3. Undesignated statutory references are to the Penal Code.
4. The undersigned also finds that the same deference is paid to the factual determinations of state courts. Under § 2254(d)(2), a state court decision based on a factual determination is not to be overturned on factual grounds unless it is "objectively unreasonable in light of the evidence presented in the state court proceeding." Stanley, 633 F.3d at 859 (quoting Davis v. Woodford, 384 F.3d 628, 638 (9th Cir. 2004)). It makes no sense to interpret "unreasonable" in § 2254(d)(2) in a manner different from that same word as it appears in § 2254(d)(1) — i.e., the factual error must be so apparent that "fairminded jurists" examining the same record could not abide by the state court factual determination. A petitioner must show clearly and convincingly that the factual determination is unreasonable. See Rice v. Collins, 546 U.S. 333, 338, 126 S.Ct. 969, 974 (2006).
5. The undersigned recognizes that Loftis contained a lead opinion, a concurrence in the result, and a dissent.
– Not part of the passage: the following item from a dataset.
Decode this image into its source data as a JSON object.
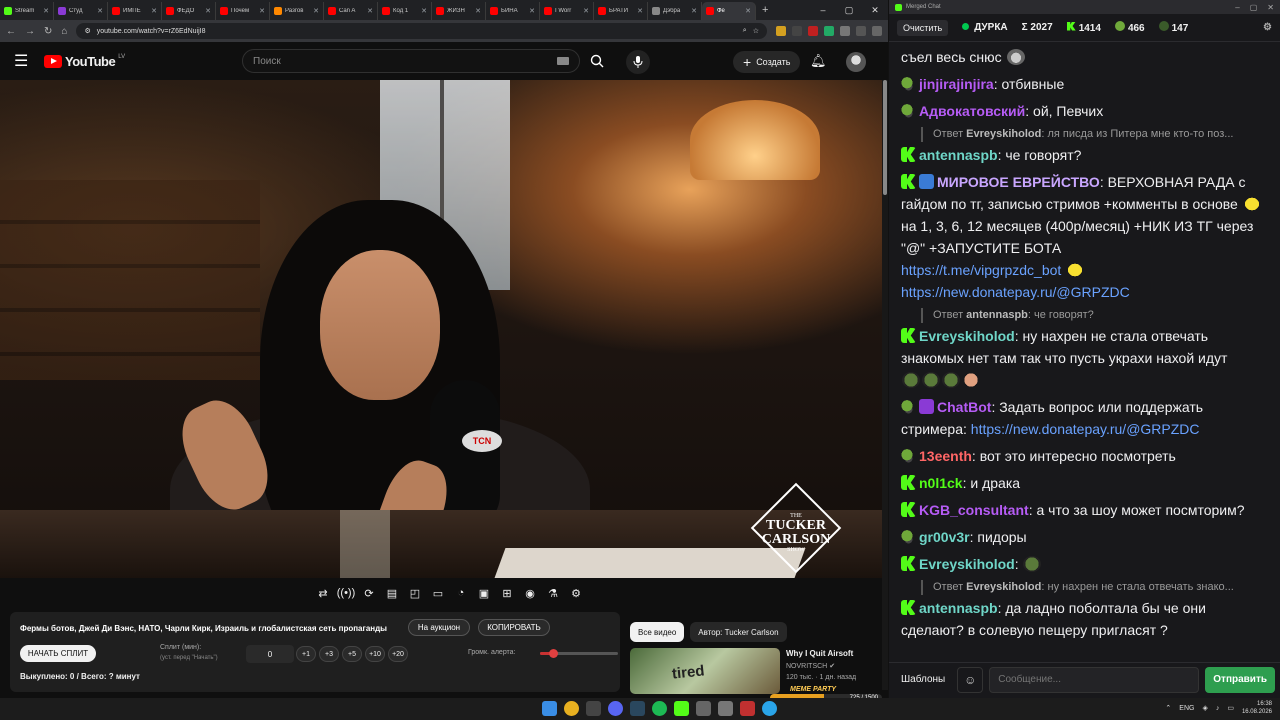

However, the concurrence was only concerned that the lead opinion had gone too far in finding that a West plea was included in the lead filing's reasoning. There is no need to explicate the nature of a West hearing as such is not at all applicable here. In any event, if left to his own thoughts, the undersigned would adopt the reasoning of the lead opinion. Moreover, and dispositively, in the AEDPA context, Loftis makes clear that the Supreme Court has not decided the issue; therefore, the issue is, again, non-cognizable.